Die Unmöglichkeit einer Gruppe
Ein sonniger Samstagabend im Juni: Friedlich liegt es da, das Occupy-Camp zu Füßen der Frankfurter Banktürme. Um den Zeltplatz herum: ein «Zaun» aus Plakaten zwischen Wut und Enttäuschung. Dazwischen die Ankündigung eines Kulturwochenendes. An einem Zelt, deutlich kleiner geschrieben, eine Liste: «Wir brauchen: Zelte, Schlafsäcke, veganes Essen.» Zwischen den Zelten: ein paar unaufgeregt zusammensitzende Leute.

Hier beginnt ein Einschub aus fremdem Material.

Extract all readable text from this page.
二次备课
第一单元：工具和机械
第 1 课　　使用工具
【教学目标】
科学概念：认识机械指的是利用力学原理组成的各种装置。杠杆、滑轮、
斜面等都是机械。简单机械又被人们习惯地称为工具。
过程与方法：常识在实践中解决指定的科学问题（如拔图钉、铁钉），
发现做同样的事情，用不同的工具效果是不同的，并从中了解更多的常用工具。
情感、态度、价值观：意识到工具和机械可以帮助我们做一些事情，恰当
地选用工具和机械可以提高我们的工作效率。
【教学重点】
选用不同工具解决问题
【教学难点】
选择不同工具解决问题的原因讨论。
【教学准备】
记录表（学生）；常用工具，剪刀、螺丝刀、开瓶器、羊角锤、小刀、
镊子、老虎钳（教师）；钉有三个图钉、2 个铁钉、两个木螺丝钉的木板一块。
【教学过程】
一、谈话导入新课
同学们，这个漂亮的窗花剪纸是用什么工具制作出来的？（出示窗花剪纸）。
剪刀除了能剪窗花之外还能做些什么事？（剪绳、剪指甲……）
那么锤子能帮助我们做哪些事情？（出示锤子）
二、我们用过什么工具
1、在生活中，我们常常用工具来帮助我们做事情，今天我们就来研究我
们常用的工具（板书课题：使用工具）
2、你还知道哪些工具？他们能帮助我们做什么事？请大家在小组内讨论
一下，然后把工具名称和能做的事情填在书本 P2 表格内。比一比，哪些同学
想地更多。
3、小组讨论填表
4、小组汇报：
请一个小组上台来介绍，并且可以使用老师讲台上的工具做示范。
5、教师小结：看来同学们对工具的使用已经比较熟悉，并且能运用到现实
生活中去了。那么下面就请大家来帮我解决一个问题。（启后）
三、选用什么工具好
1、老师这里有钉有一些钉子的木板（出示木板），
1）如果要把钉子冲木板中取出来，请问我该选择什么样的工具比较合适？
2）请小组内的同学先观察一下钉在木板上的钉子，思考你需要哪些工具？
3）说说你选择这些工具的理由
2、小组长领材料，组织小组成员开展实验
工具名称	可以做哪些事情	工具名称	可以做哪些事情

Das wäre eine perfekte Szenerie für einen pointierten Dialog aus Martin Heckmanns neuem Stück «Wir sind viele und reiten ohne Pferd»: Da kreuzt der unzufriedene Künstler Knax auf der Flucht vor sich selbst bei einer antikapitalistischen Aktionsgruppe auf und kriegt auf die Frage «Seid ihr die 99 Prozent?» die Antwort «Wir sind noch nicht vollzählig.» Worauf er kontert: «Das sieht man.»
Dass die 99-Prozent-Bewegung je vollzählig sein wird, darf man trotz wohlgemeinter Empörungs-Aufrufe wie dem Büchlein «Wir sind viele» des SZ-Autors Heribert Prantl wohl bezweifeln. Ebenso, dass sie jemals mit 99-prozentiger Mehrheit entscheidet, wo genau sie hin will – was sie freilich nicht von anderen Aufstandsbewegungen unterscheidet, nicht mal von erfolgreichen wie dem Umsturz einst in ...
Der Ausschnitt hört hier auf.